January 20th, 2017

rosas

obrigado por perguntar

Só quem já teve uma doença má, daquelas que comprometem a nossa mais elementar condição de seres viventes, é capaz de compreender, por um lado, a dimensão do medo e da ansiedade que sentimos antes de nos submetermos a exames de follow up, e, por outro, a enorme sensação de alívio quando o resultado desses exames é bom.

A ansiedade anterior ao exame é uma coisa poderosa, um vórtice, uma vertigem negra que nos suga todas as energias nessa tarefa simples de tentar continuar a respirar como se tudo estivesse normal, um lugar de uma solidão absoluta, em que tudo é relativizado, onde não se conseguem fazer planos nem para o fim de semana seguinte, pois não há perspectiva temporal que seja capaz de resistir ao dia em que o exame está marcado.

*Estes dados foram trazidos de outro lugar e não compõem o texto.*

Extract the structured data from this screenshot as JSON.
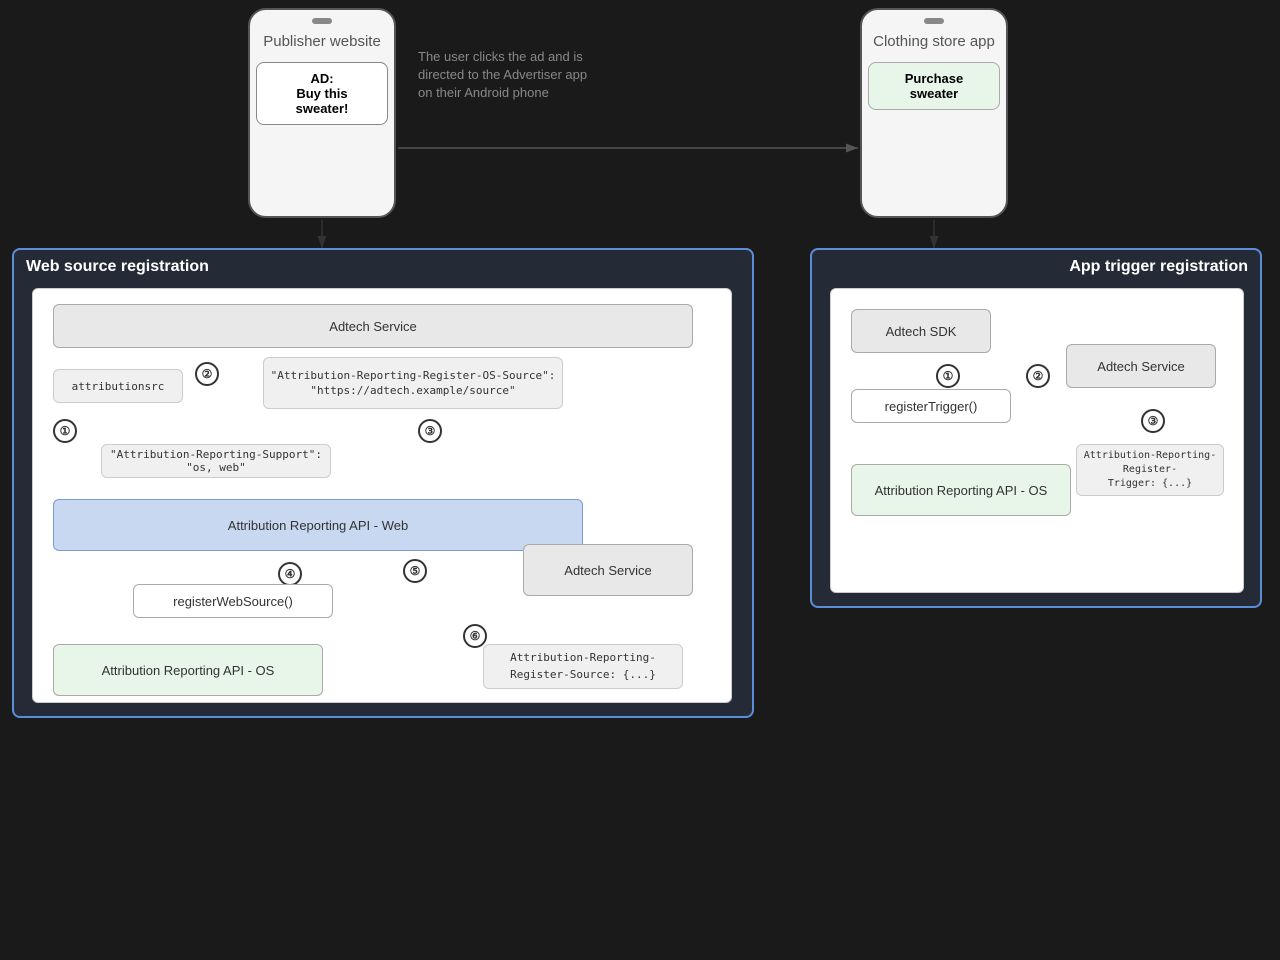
{
  "phones": {
    "publisher": {
      "title": "Publisher website",
      "ad_label": "AD:",
      "ad_text": "Buy this sweater!"
    },
    "clothing": {
      "title": "Clothing store app",
      "button": "Purchase sweater"
    }
  },
  "description": "The user clicks the ad and is directed to the Advertiser app on their Android phone",
  "left_section": {
    "title": "Web source registration",
    "adtech_service_top": "Adtech Service",
    "attribution_src": "attributionsrc",
    "header_response": "\"Attribution-Reporting-Register-OS-Source\":\n\"https://adtech.example/source\"",
    "support_header": "\"Attribution-Reporting-Support\": \"os, web\"",
    "attribution_api_web": "Attribution Reporting API - Web",
    "step2_label": "②",
    "step1_label": "①",
    "step3_label": "③",
    "step4_label": "④",
    "step5_label": "⑤",
    "step6_label": "⑥",
    "register_web_source": "registerWebSource()",
    "adtech_service_bottom": "Adtech Service",
    "attr_register_source": "Attribution-Reporting-\nRegister-Source: {...}",
    "attribution_api_os": "Attribution Reporting API - OS"
  },
  "right_section": {
    "title": "App trigger registration",
    "adtech_sdk": "Adtech SDK",
    "step1_label": "①",
    "register_trigger": "registerTrigger()",
    "step2_label": "②",
    "adtech_service": "Adtech Service",
    "step3_label": "③",
    "attribution_api_os": "Attribution Reporting API - OS",
    "attr_register_trigger": "Attribution-Reporting-Register-\nTrigger: {...}"
  }
}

Quando saímos do exame e tudo correu bem, quando temos acesso ao resultado e ele é favorável, sentimos um alívio que mais do que psicológico, é mesmo físico, como se de súbito nos libertássemos de um peso que nos atrofiava e subjugava. Uma sensação de grande alegria, que nos leva a querer partilhá-la com toda a gente com que nos cruzamos, com os técnicos que nos fizeram o exame, com a secretária clínica, com as pessoas com quem partilhamos a viagem de elevador até à saída.

É impressionante como a nossa perspectiva da vida e do mundo muda num período de quinze ou vinte minutos, entre o momento em que entrámos e aquele em que saímos de um gabinete médico num longo corredor de hospital. Não há cá merdas nem grandes teorias: entras lá para dentro borradinho de medo, sais a sentires-te “king of the world”.

E eu sei, porque ontem foi mais um desses dias.
rosas

mas liberdade

Adoro esta canção do Edu Lobo, que nunca foi cantada como foi pela Elis, e, imho, nunca como nesta gravação no festival de Montreux, a minha preferida.

E aqui fica hoje à maneira de Bye-bye Obama. Não sei se foi o meu Potus preferido (fui um Clinton boy), mas foi seguramente o mais interessante, inspirador e excitante dos Potus do meu tempo.
E acho (temo será mais o termo) que vai ser recordado com saudade.

"Valentia, posso emprestar, mas Liberdade só posso esperar"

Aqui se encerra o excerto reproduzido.